Noting that the North Carolina Department of Transportation (NCDOT) has been instrumental in continually clearing and reopening the highway, Woodard announced that a new task force has been formed to find long-term solutions for protecting and maintaining N.C. Highway 12.

“We want to continue to protect Highway 12, and we have created a task force that will address the ongoing issues, so that we can have a long-term plan in place,” he said. The task force includes Woodard, County Manager Bobby Outten, David Hallac from the National Park Service, representatives from the NCDOT, Hyde County representatives, and a number of additional stakeholders.

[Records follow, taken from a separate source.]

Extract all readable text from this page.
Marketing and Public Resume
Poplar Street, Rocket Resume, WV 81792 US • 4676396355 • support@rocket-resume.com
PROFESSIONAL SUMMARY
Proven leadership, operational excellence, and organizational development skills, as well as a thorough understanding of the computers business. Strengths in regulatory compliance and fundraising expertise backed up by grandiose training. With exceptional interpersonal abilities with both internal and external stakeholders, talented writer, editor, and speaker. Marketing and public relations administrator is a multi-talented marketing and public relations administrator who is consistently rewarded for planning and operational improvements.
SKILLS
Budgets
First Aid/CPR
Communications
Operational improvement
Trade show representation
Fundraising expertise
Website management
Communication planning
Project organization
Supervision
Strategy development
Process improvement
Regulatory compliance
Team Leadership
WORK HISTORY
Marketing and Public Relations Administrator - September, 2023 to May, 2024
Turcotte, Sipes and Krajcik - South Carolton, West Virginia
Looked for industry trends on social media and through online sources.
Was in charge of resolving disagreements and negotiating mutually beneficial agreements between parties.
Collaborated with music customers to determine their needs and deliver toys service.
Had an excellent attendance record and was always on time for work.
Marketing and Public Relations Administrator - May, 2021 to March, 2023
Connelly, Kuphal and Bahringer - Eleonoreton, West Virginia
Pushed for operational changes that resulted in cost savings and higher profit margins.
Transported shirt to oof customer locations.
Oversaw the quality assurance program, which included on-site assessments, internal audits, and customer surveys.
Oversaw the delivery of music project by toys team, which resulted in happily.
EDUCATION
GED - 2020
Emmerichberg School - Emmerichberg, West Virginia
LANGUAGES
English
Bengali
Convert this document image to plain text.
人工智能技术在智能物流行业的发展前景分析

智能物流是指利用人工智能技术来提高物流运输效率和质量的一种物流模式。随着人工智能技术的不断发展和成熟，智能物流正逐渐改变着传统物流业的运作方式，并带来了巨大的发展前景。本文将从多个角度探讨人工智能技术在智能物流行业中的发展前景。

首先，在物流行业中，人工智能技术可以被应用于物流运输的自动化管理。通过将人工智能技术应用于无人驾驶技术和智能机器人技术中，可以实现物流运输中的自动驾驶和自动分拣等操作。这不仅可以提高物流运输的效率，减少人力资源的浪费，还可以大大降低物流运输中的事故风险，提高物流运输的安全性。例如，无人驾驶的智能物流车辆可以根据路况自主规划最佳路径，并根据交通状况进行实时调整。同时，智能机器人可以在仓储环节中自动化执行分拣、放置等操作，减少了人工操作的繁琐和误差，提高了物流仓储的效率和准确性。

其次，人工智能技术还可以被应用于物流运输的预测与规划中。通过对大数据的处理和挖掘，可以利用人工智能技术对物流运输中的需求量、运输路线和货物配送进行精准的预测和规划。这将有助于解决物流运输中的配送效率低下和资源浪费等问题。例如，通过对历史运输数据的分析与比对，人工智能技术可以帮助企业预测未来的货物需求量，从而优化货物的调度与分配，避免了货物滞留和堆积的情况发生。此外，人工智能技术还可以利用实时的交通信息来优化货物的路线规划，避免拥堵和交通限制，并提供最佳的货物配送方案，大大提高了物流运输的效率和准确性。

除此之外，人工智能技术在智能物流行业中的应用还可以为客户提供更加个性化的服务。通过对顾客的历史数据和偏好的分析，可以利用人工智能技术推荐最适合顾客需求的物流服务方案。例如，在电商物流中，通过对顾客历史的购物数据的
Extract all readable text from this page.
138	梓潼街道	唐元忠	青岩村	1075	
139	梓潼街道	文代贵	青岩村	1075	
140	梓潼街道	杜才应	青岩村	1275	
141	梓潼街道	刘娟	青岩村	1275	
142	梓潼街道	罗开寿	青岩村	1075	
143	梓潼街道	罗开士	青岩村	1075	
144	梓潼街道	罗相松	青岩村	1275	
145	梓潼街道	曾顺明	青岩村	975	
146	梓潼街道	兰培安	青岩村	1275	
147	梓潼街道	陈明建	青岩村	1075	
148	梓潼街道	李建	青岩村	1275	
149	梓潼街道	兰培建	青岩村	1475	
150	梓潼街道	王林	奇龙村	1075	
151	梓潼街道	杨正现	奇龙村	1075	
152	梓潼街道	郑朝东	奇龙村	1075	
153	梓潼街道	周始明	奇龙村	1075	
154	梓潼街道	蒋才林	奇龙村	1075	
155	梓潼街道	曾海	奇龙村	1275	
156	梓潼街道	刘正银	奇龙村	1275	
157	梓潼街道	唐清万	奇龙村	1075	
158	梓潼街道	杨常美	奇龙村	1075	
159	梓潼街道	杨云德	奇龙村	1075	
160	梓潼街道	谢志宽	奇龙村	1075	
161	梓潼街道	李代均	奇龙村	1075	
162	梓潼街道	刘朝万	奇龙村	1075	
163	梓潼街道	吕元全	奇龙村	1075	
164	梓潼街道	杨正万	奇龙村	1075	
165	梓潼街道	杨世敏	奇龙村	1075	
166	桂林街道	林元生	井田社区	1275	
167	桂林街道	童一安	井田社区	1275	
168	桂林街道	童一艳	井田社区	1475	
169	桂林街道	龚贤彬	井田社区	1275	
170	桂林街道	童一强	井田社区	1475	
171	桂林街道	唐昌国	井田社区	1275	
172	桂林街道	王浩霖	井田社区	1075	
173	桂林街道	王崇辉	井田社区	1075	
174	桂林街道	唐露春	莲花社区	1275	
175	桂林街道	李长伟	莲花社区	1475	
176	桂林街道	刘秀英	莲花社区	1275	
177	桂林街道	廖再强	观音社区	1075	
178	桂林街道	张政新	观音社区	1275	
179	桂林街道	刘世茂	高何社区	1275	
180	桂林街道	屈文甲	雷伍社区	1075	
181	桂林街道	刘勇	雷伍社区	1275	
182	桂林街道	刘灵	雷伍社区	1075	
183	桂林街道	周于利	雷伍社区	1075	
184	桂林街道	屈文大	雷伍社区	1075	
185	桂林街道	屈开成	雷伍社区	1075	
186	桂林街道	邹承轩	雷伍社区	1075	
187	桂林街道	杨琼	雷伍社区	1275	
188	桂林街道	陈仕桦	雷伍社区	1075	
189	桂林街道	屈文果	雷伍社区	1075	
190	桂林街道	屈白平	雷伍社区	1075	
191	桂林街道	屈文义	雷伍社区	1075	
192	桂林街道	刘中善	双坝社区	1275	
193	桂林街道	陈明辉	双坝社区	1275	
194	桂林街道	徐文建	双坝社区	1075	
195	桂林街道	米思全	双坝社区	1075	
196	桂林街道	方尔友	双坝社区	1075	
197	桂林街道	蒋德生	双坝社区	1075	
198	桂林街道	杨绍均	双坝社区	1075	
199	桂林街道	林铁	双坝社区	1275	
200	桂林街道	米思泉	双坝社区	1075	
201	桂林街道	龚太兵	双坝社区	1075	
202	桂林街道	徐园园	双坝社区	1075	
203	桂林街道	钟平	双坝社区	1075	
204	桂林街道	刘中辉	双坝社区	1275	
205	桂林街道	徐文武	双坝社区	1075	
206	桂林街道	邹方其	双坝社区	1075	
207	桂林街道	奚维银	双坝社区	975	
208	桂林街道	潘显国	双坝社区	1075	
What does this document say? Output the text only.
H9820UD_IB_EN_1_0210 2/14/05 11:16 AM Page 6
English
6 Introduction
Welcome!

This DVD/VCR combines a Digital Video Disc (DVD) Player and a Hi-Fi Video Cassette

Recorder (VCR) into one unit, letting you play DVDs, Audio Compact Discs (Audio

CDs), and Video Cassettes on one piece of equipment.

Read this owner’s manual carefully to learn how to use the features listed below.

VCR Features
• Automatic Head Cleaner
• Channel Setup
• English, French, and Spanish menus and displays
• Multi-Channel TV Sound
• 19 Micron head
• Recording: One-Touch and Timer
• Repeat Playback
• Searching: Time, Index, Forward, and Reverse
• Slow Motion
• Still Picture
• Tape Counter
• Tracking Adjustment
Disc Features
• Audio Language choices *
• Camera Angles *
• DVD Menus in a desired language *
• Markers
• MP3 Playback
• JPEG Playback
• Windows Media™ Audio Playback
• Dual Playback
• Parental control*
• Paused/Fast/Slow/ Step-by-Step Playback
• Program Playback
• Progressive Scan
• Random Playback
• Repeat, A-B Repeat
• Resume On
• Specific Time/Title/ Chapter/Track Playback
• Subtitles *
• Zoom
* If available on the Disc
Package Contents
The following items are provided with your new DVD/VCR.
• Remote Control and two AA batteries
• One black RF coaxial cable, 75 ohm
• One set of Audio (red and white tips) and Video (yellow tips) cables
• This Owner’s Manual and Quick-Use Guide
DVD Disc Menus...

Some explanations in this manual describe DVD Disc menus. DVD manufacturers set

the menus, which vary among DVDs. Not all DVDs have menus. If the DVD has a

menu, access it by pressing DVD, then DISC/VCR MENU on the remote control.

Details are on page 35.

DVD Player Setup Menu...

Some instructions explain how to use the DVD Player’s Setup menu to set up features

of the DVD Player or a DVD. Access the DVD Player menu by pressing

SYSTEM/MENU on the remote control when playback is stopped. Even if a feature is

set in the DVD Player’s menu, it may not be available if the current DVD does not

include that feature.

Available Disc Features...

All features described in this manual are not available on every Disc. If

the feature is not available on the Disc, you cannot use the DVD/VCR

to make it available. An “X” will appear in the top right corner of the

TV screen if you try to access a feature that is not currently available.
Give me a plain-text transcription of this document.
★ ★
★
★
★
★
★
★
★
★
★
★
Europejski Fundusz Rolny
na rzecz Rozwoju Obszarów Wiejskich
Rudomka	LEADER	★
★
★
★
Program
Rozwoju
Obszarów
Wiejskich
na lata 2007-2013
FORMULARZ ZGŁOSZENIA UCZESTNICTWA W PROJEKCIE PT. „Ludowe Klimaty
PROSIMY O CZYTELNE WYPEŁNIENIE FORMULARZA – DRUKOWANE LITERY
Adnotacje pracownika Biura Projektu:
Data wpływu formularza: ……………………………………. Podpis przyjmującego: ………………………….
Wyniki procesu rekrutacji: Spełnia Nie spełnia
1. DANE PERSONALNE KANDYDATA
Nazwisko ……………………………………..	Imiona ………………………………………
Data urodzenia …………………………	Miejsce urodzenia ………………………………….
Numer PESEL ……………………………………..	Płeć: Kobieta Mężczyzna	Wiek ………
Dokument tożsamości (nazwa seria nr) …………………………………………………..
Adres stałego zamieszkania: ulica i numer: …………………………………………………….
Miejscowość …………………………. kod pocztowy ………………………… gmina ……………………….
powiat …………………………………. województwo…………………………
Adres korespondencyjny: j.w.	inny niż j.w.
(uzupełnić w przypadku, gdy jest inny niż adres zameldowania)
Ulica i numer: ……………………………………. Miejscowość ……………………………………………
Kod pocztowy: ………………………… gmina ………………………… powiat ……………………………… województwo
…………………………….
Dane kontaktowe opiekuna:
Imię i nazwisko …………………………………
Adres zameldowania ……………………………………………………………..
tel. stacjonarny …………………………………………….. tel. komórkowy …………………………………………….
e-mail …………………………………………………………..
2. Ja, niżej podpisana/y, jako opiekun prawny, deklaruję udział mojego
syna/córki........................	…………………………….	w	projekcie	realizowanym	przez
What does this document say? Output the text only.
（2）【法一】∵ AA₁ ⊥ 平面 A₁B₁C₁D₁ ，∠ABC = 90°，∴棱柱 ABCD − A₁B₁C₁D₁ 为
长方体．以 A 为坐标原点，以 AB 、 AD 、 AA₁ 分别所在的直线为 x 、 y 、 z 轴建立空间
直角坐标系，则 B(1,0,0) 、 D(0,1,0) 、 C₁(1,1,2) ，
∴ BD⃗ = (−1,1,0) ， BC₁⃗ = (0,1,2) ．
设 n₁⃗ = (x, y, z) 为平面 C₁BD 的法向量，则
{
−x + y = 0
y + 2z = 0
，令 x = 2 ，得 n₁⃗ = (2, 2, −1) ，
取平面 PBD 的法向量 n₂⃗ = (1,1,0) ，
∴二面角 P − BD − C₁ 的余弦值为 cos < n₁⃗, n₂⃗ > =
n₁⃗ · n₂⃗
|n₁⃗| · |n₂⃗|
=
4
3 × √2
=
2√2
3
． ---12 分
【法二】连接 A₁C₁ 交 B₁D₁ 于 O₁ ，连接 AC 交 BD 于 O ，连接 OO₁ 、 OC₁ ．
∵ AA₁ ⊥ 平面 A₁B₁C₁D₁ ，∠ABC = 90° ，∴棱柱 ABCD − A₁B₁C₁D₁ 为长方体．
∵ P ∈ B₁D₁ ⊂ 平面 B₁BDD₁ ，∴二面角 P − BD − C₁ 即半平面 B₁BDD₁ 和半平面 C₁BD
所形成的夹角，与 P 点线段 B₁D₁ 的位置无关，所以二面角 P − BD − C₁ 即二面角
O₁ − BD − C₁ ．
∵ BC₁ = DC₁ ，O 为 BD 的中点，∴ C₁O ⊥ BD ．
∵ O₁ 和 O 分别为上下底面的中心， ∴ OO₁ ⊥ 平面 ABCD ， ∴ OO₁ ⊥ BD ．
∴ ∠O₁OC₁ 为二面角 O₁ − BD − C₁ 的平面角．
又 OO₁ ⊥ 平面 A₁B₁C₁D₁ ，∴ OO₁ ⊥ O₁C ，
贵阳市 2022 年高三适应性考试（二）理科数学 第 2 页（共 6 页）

“We’re going to work to develop a long-term plan for Highway 12 so we can ensure that the island can remain accessible at all times.”

New Dredge Under Construction

Woodard also discussed the progress on a new shallow draft dredge that is currently being constructed in Louisiana, and which is scheduled to be delivered to the county in April of 2022. The new vessel will be able to perform dredging operations in both Oregon Inlet and Hatteras Inlet, which is susceptible to extreme shoaling and navigational issues.

“As everyone in the county knows, open waterways are critical to our residents and visitors,” said Woodard. “Our waterways serve as a highway for our fishermen to go to work. It’s critical for our economy for them to be able to navigate these channels.”

The BOC also contracted a study to identify suitable and permissible areas for dredge materials to be placed for the next 20 years. “That way, we will know in advance where sand can be placed [in] dredging operations,” said Woodard.

 Affordable Housing Initiatives

The BOC has been working on providing more affordable housing for county residents for years, and the endeavors took a big step forward in recent months via a partnership with the UNC School of Government. The ensuing Development Finance Initiative (DFI) has worked to find suitable sites where affordable housing could be built, including a site in Manteo owned by the county where a total of sixty 1-2 bedroom units could be built. The Board voted in October to move forward with the next steps, including hiring an architect to develop conception plans for the eventual project.